Volkswirte sehen bereits nach drei Rückgängen in Folge eine Trendwende für die Wirtschaftsentwicklung. Im August sank das wichtigste deutsche Konjunkturbarometer von 103,2 auf 102,3 Punkte und nähert sich damit der kritischen Marke von 100 Punkten weiter an. Zwar bewerteten die befragten Unternehmen ihre aktuelle Lage nur wenig schlechter als noch im Juli, sie schraubten aber ihre Erwartungen für die kommenden Monate deutlich herunter.
Auch die Aussichten der lange erfolgsverwöhnten Industrie schwächten sich im August deutlich ab. „Erstmals seit fast drei Jahren sind auch die Erwartungen an das Exportgeschäft überwiegend leicht negativ“, so Sinn. Die Ausfuhren sind die wichtigste Stütze der deutschen Industrie und damit der gesamten Wirtschaft. Ökonomen erwarten für die Wirtschaftsentwicklung im zweiten Halbjahr eine weitere Abkühlung.

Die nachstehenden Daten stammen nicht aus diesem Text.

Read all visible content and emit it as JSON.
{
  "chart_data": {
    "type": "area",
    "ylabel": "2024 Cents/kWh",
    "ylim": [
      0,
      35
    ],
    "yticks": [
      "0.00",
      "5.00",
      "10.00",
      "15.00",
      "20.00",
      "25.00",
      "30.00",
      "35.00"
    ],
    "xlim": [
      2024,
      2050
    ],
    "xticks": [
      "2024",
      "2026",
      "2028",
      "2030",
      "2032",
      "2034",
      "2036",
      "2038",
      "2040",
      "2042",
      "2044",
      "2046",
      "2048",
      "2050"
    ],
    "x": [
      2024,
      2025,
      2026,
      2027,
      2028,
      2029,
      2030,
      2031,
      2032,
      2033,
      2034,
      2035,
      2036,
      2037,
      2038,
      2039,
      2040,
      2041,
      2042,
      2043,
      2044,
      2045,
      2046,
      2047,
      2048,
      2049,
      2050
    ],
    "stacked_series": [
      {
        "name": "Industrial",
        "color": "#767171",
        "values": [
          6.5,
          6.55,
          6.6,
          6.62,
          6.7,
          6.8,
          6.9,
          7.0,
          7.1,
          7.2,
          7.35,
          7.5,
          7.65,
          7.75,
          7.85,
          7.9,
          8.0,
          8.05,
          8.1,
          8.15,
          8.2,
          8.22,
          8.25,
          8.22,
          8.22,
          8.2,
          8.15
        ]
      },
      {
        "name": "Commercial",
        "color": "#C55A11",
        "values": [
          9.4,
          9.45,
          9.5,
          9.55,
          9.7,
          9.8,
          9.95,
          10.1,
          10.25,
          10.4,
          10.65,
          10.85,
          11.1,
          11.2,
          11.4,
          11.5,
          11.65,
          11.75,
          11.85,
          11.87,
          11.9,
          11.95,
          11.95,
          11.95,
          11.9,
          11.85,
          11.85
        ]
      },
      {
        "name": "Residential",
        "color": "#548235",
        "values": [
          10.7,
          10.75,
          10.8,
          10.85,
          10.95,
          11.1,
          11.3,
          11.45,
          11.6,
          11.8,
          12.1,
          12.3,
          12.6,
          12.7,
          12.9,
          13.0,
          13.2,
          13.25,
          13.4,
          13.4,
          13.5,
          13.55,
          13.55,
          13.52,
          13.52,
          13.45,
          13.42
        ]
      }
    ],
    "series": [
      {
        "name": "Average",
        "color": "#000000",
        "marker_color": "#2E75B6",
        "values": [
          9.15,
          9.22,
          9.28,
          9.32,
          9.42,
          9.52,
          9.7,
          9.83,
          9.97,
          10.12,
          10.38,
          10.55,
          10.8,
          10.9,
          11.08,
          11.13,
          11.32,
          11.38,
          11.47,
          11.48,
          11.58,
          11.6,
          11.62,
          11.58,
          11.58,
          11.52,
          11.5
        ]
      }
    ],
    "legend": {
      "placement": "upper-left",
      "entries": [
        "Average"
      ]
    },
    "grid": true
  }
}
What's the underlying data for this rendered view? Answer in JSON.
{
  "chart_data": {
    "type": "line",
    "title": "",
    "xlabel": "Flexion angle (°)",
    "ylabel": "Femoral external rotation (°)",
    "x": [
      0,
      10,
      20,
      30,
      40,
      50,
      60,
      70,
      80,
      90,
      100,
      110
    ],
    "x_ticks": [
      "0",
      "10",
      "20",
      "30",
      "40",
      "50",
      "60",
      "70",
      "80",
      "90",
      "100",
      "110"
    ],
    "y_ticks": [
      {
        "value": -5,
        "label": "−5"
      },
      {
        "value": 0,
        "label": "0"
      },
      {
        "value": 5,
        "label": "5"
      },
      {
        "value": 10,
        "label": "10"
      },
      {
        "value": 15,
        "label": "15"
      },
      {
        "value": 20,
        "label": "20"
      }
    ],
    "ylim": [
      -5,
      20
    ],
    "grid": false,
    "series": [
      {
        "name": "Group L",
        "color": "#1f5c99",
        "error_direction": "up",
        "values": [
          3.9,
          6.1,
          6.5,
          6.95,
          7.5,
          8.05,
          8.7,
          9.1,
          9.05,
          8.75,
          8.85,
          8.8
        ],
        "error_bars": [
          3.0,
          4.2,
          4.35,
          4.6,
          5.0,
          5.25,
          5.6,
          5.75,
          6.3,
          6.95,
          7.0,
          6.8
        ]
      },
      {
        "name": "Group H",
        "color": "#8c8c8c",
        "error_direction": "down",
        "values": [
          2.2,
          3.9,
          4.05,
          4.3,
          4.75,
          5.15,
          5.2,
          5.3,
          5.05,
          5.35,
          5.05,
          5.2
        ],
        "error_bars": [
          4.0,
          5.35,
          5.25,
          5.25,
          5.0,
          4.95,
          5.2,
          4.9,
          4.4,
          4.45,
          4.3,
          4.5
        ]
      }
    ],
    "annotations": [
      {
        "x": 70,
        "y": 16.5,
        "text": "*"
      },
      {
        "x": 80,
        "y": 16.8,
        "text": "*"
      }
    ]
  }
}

Konsum noch relativ robust
Neben exportorientierten Branchen sieht es auch für den Konsum nicht mehr so rosig aus, nachdem er zuletzt angesichts guter Daten vom Arbeitsmarkt und hoher Lohnabschlüsse noch die Konjunkturstütze in Deutschland war. „Einzelhandel und Großhandel sind ziemlich abgestürzt“, sagte Ifo-Konjunkturexperte Klaus Wohlrabe.
Vor allem bei Nahrungs- und Genussmitteln laufe es schlechter. Insgesamt sei der Konsum aber immer noch relativ robust. Auf die Stimmung schlagen sich die schlechteren Perspektiven, auch wegen der Rekord-Benzinpreise. „Der Großhandel ist zum sechsten Mal in Folge gesunken.“ Hier wirke sich die Unsicherheit aus, wie es in der Eurokrise weitergehe. Der Blick richte sich nun auf die Entscheidung des Bundesverfassungsgerichts zum dauerhaften Rettungsschirm für die schuldengeplagten Länder und den mit Spannung erwarteten Bericht der Troika zu den Reformfortschritten in Griechenland.